Why This Yoga Company's Founder Is Selling Half His $1.7 Billion Stake

lululemon yoga store

The founder of yoga apparel specialist lululemon is about to sell half his stock in the company for $845 million.

Not often do you see a company's stock jump when its single largest stakeholder sells an enormous number of shares. But that's exactly what happened on Friday, when Chip Wilson, the founder of lululemon athletica (NASDAQ: LULU  ) , announced he will soon sell 50% of his ownership in the yoga apparel company to private equity firm Advent International for approximately $845 million. For perspective, that equates to roughly 13.85% of lululemon's outstanding shares.

So why did lululemon stock jump as much as 3.5% on the news?  First, note that the transaction values lululemon at around $6.1 billion, or a roughly 7% premium to its market cap as of Thursday's close. But, even more important, the sale effectively marks a truce in a nearly two-month battle between Wilson and lululemon's board.

Lululemon founder, yoga, Chip Wilson

lululemon founder Chip Wilson, Credit: lululemon

Around this time in early June, Wilson lamented a "palpable imbalance" caused by an outsized focus on short-term results by lululemon's current chairman, Michael Casey, and director RoAnn Costin. Wilson proceeded to use his 27.7% stake to vote against their re-election. He did not carry the vote and they were re-elected. Then, shortly afterward, Wilson enlisted the help of Goldman Sachs to explore his options for partnering with private equity firms for a potential buyout, or to shake up lululemon's board.

And shake up the board he did. Under the agreement announced Friday -- which lululemon notes "has received the full support of the lululemon board of directors" -- Advent Managing Partner David Mussafer and Managing Director Steven Collins will both be appointed to lululemon's board of directors, expanding the board from 10 to 12 members. Specifically, Mussafer will serve alongside Casey as co-chairman of lululemon's board, while Collins will serve on its compensation committee. Also of note: Both Collins and Mussafer previously served on lululemon's board from 2005 through 2009 and 2010, respectively, as Advent held a significant investment in lululemon from 2005 through mid-2009.
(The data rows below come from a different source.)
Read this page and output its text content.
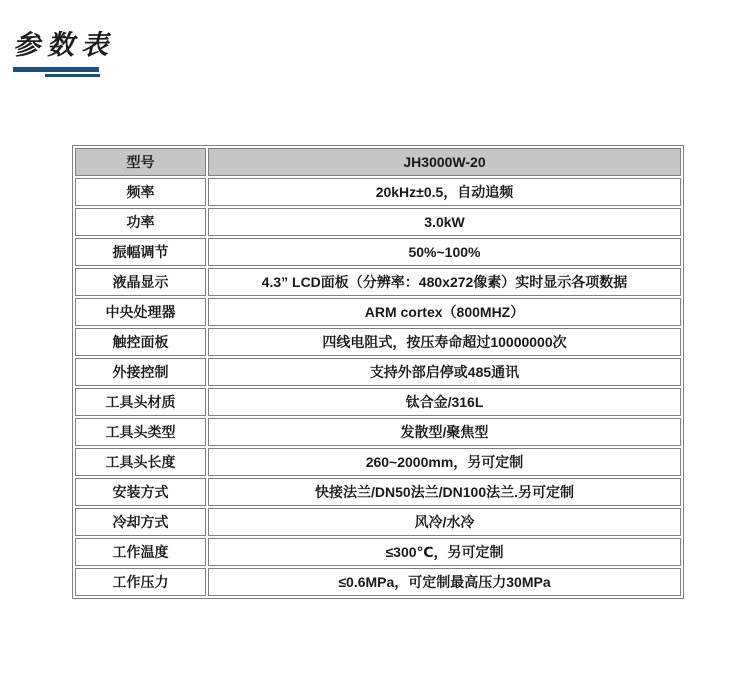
参数表
型号	JH3000W-20
频率	20kHz±0.5，自动追频
功率	3.0kW
振幅调节	50%~100%
液晶显示	4.3” LCD面板（分辨率：480x272像素）实时显示各项数据
中央处理器	ARM cortex（800MHZ）
触控面板	四线电阻式，按压寿命超过10000000次
外接控制	支持外部启停或485通讯
工具头材质	钛合金/316L
工具头类型	发散型/聚焦型
工具头长度	260~2000mm，另可定制
安装方式	快接法兰/DN50法兰/DN100法兰.另可定制
冷却方式	风冷/水冷
工作温度	≤300℃，另可定制
工作压力	≤0.6MPa，可定制最高压力30MPa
Casey even elaborated in the lululemon press release: "The lululemon board is pleased that Chip and Advent are partnering in this transaction. We welcome the opportunity to work with David and Steven, who have significant specialty retail experience and are deeply familiar with lululemon's unique culture ..."

In addition, lululemon will call on an "independent expert" to evaluate the board's committees, policies, and procedures during the 90 days following the completion of Advent's stock purchase. This should appease Wilson's thirst for ensuring best practice corporate governance.

Finally -- and perhaps in exchange -- Wilson and Advent have agreed to standstill provisions for lululemon's 2015 and 2016 annual shareholder meetings, which effectively prevent them from waging a proxy war, or exploring a hostile takeover bid during that time.

Foolish takeaway
All things considered, this frees up lululemon to focus on executing its compelling long-term vision for driving sustainable, profitable growth on a global basis. For now, that primarily involves building a sustainable base, and resolving supply chain and quality issues, which have plagued lululemon since the beginning of last year. Over the longer term, I'd love to see lululemon prove it's not merely just a yoga company by continuing to expand its product assortment, as well as growing the influence of its men's and children's lines.

In any case, with this distraction finally resolved, lululemon is now in a much better position to be able to reward weary investors for their patience.